India’s competition landscape is only getting more intricate, especially with stronger enforcement powers and rising scrutiny of digital markets. In that context, a steady hand, even in an acting capacity, is not a compromise. It’s a considered choice. Sometimes, holding the line is the real job.
A diplomatic win, with one loose end
India has, over the years, built a credible reputation for stepping in to protect its citizens abroad, whether stranded workers, students in conflict zones, or professionals caught in legal trouble. That reputation rests on a series of real, tangible successes.
Which is why this case stands out.
When India secured the release of seven former naval officers from Qatar earlier this year, it was rightly seen as a diplomatic win. The visuals, the sense of relief, and the official messaging all pointed to a job well done. But the picture wasn’t complete. Purnendu Tiwari is still in prison.
The official explanation is straightforward. Mr Tiwari, according to the government, is facing a separate legal case involving alleged financial irregularities, which sets him apart from the others who were granted clemency. That distinction may hold legally, but it is harder to reconcile in public perception, where the case has always been seen as a collective one.

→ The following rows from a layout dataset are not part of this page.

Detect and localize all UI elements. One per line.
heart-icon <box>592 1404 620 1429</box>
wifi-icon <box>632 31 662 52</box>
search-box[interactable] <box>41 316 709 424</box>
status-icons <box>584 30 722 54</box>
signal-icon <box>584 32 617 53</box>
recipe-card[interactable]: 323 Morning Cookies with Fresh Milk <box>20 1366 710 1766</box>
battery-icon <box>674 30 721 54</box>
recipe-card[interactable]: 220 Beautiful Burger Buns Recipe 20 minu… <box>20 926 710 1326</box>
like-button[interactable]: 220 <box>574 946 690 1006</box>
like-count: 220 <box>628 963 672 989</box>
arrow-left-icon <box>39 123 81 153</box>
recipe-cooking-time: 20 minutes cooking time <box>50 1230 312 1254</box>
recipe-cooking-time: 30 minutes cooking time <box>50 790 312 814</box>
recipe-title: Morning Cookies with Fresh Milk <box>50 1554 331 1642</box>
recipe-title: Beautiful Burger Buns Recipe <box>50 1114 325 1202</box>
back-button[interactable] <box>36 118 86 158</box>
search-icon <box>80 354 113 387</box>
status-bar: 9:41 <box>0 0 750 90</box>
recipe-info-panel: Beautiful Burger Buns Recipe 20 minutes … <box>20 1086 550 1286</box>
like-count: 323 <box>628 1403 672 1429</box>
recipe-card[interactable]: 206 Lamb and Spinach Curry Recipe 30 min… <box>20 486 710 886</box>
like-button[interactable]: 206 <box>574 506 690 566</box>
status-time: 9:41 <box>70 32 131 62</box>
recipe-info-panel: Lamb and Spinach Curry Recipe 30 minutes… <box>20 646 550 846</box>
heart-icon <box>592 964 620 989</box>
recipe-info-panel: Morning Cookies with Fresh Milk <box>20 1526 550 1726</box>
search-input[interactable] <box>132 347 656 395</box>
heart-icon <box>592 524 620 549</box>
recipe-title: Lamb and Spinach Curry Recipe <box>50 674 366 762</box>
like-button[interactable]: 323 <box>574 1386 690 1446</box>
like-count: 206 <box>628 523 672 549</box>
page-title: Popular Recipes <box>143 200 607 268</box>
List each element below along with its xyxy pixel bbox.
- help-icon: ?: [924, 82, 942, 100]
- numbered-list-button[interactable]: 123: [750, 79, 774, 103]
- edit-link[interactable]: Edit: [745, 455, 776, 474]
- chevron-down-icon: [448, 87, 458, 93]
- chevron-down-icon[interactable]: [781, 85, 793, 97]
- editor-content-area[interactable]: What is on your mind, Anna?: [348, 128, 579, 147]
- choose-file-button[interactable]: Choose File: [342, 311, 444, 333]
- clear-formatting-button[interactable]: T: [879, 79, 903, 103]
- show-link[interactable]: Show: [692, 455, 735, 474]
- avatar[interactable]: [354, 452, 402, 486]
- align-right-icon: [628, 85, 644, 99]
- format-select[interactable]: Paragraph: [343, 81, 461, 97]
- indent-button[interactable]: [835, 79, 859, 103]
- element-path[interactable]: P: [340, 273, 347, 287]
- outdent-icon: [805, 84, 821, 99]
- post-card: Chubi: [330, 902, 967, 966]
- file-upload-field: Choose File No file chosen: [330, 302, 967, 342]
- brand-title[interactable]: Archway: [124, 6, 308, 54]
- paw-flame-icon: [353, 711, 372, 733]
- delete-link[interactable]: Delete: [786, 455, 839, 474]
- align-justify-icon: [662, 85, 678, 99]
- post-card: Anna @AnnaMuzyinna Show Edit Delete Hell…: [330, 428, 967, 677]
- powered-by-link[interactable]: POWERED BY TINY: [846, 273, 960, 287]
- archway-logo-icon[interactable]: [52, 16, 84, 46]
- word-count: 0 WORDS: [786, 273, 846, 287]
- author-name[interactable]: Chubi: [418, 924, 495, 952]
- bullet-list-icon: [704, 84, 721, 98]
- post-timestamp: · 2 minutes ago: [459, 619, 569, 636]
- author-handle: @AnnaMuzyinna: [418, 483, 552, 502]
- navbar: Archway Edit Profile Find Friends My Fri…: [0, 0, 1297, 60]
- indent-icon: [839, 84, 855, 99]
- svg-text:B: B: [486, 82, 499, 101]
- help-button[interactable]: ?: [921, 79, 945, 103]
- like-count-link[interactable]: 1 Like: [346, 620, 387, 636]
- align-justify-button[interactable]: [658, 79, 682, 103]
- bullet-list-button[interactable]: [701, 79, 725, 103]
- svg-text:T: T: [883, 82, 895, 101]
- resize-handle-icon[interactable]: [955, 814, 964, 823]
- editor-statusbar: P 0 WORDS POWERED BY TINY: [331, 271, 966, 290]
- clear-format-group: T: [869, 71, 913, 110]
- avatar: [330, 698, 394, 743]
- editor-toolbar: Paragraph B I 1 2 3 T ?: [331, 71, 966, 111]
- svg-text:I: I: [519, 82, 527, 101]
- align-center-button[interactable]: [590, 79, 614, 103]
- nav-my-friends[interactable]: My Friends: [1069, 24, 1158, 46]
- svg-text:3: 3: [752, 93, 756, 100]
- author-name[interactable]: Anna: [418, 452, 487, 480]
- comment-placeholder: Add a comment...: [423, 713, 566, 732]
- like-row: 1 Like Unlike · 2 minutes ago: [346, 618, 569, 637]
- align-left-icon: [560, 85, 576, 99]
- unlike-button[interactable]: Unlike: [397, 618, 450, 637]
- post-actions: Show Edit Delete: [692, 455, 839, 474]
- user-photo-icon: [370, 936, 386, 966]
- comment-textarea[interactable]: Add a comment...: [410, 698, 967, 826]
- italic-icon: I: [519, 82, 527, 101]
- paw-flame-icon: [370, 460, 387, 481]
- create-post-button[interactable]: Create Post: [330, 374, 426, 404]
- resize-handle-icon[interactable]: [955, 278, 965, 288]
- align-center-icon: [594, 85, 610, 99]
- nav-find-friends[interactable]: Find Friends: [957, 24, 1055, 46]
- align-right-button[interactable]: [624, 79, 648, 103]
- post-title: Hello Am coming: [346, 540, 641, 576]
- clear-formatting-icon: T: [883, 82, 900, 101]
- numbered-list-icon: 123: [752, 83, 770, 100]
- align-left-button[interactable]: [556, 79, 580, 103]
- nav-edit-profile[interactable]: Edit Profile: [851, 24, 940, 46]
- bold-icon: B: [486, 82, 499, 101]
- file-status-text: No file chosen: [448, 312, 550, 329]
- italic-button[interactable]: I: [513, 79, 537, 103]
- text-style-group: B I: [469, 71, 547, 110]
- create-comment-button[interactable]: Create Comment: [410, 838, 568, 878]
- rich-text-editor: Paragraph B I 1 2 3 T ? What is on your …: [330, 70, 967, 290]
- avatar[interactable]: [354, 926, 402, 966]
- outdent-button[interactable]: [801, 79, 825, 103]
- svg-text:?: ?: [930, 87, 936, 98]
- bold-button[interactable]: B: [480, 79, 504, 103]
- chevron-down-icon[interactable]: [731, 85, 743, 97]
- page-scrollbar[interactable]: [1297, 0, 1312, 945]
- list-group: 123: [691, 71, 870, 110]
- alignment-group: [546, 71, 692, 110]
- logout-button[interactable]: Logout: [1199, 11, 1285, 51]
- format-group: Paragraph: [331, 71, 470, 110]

After all, these were not eight unrelated individuals picked up independently. Their arrest, trial, sentencing, and eventual diplomatic intervention unfolded as part of a single, high-profile episode. The response was coordinated; the outcome, however, has diverged.
To be clear, no one expects legal processes in another country to be bypassed, nor can complex cases be resolved overnight. Governments operate within constraints. But consistency in outcomes still matters.
If the system could move effectively to bring seven men home, the continued detention of the eighth raises legitimate questions about follow-through. At what point does a “separate case” begin to look like a convenient distinction?
Mr Tiwari’s family has been speaking out, pointing to his prolonged incarceration, concerns about his health, and a growing sense of uncertainty. They have now appealed for intervention at the highest level, including from Narendra Modi.
Because unfinished cases have a way of casting a shadow over completed ones. Until this one is resolved, the story remains incomplete.